With a curt nod, Ryba turned toward the door, then stopped. “Will you be here?”
“I have some notes to do-on the mill.”
“Will you listen for Dyliess, then, until I get back?”
“Of course.”
Another nod, and the Marshal was gone.
Nylan walked to the window and looked out, up toward the ridge and the watchtower. He couldn’t see the ice-needle Freyja from his single window.
After he studied the mountains for a time, and his muscles began to relax, he went back to the work table, where he used the striker to light the single candle. Although his night vision was nearly as good as his day vision for most matters, the candle did help in writing and reading. As the flame lengthened, and cast light from the polished bronze reflector onto the table, he sat down on the stool and looked at the papers weighted down under the ornate hilt of a blade that had broken at the tang. He had found it in the plunder from the great battle, long since separated from the actual blade. The hilt was heavy, overdone, and had doubtless added a poor balance that had contributed to the blade’s breaking, along with a tang that had been too narrow, but the hilt itself made a decorative paperweight.
In the dim candlelight, Nylan squinted at the crude paper on the table, then dipped the quill into the ink and began to draw-slowly and carefully. Each section of the mill had to be laid out so that there would be no mistakes. The purple outside the open window turned velvet black, and the chirp and whistle of unnamed insects rose and fell.
At the tap on the door, he looked up. Ayrlyn’s face peered in.
He motioned, and the healer entered, easing the door shut behind her.
“Ryba and Saryn are still down in the great room, talking over something obscure, like whether caltrops are really that effective except in defending fixed emplacements and whether two-handed blades are useful in mounted attacks. Saryn was advocating lances and beefed-up stirrups…”
Nylan smiled wryly.
The healer shook her head and pointed at the stack of papers before Nylan. “What are you working on there?”

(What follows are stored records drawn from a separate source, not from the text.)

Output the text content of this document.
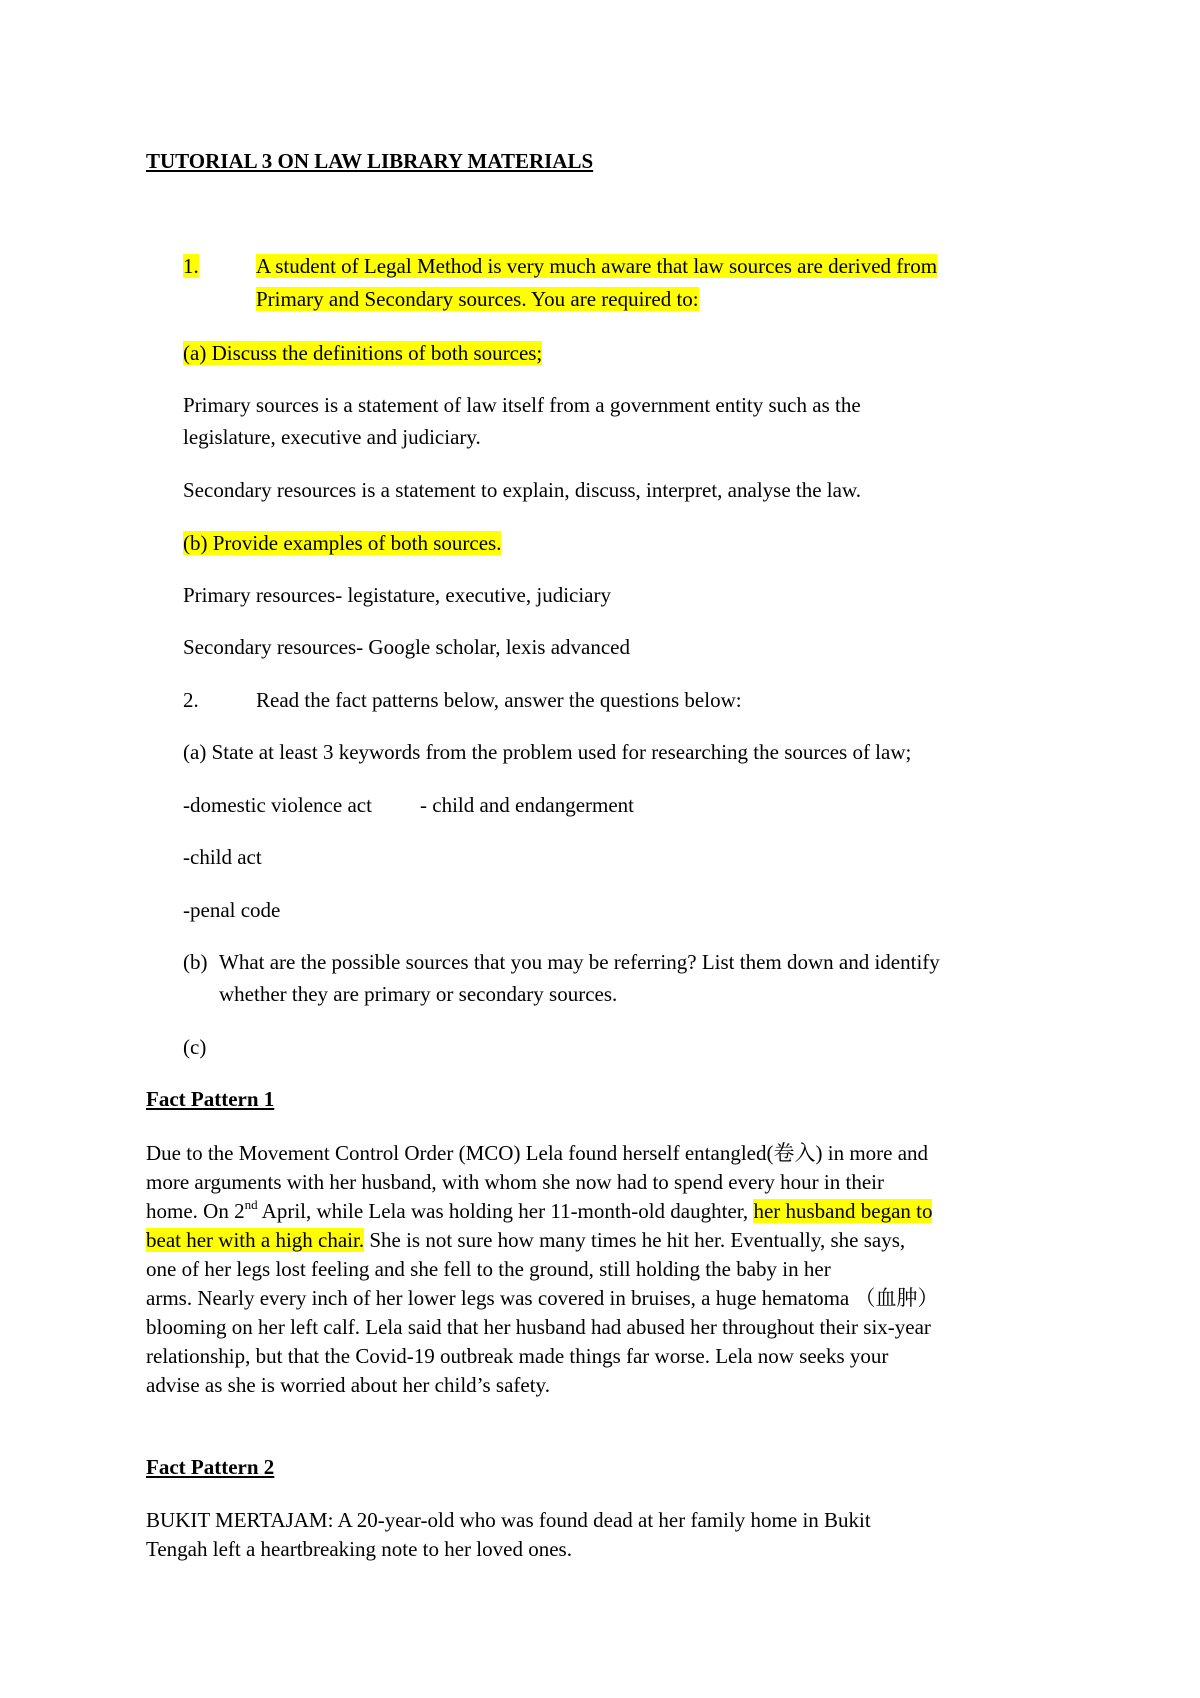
TUTORIAL 3 ON LAW LIBRARY MATERIALS
1.	A student of Legal Method is very much aware that law sources are derived from
Primary and Secondary sources. You are required to:
(a) Discuss the definitions of both sources;
Primary sources is a statement of law itself from a government entity such as the
legislature, executive and judiciary.
Secondary resources is a statement to explain, discuss, interpret, analyse the law.
(b) Provide examples of both sources.
Primary resources- legistature, executive, judiciary
Secondary resources- Google scholar, lexis advanced
2.	Read the fact patterns below, answer the questions below:
(a) State at least 3 keywords from the problem used for researching the sources of law;
-domestic violence act - child and endangerment
-child act
-penal code
(b) What are the possible sources that you may be referring? List them down and identify
whether they are primary or secondary sources.
(c)
Fact Pattern 1
Due to the Movement Control Order (MCO) Lela found herself entangled(卷入) in more and
more arguments with her husband, with whom she now had to spend every hour in their
home. On 2nd April, while Lela was holding her 11-month-old daughter, her husband began to
beat her with a high chair. She is not sure how many times he hit her. Eventually, she says,
one of her legs lost feeling and she fell to the ground, still holding the baby in her
arms. Nearly every inch of her lower legs was covered in bruises, a huge hematoma （血肿）
blooming on her left calf. Lela said that her husband had abused her throughout their six-year
relationship, but that the Covid-19 outbreak made things far worse. Lela now seeks your
advise as she is worried about her child’s safety.
Fact Pattern 2
BUKIT MERTAJAM: A 20-year-old who was found dead at her family home in Bukit
Tengah left a heartbreaking note to her loved ones.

“The plans for the sawmill.”
“You didn’t do that for the tower, or the bathhouse, or the smithy,” she pointed out, then leaned over him and kissed the back of his neck.
“I didn’t have to. I was here.”
“You are serious, aren’t you?”
“Ryba practically ordered me to bed Ydrall. She wants to see the gene mix with locals.”
“I take it you were reluctant.”
“That wasn’t the real point. She was giving me another shove. I told her I’d think about it. I have no intention of thinking about it.” He rubbed his forehead.
“You got ink on your forehead,” Ayrlyn said.
He tried to blot it away with the back of his hand. “Then, when I said I wasn’t the Gerlich type, she said I was, except that fewer women appealed to me, and if Ydrall didn’t appeal to find a local who did so that she could confirm that the genes mixed.”
“Did she put it that way?”
“Pretty much.”
Ayrlyn pursed her lips. “That makes you angry.”
“That, and basically being told my prime value is as a stud.”
“She’s angry at you for choosing me.”
“I’m glad I did,” Nylan said. “I wish I’d seen who you were earlier.”
“I wasn’t who I am now back then, if that makes sense. I was a mousy comm officer.”
“Neither was I. I was a withdrawn engineer. I still am.”
Ayrlyn’s eyes dropped to the papers. “Are you going to tell Ryba about all these plans?”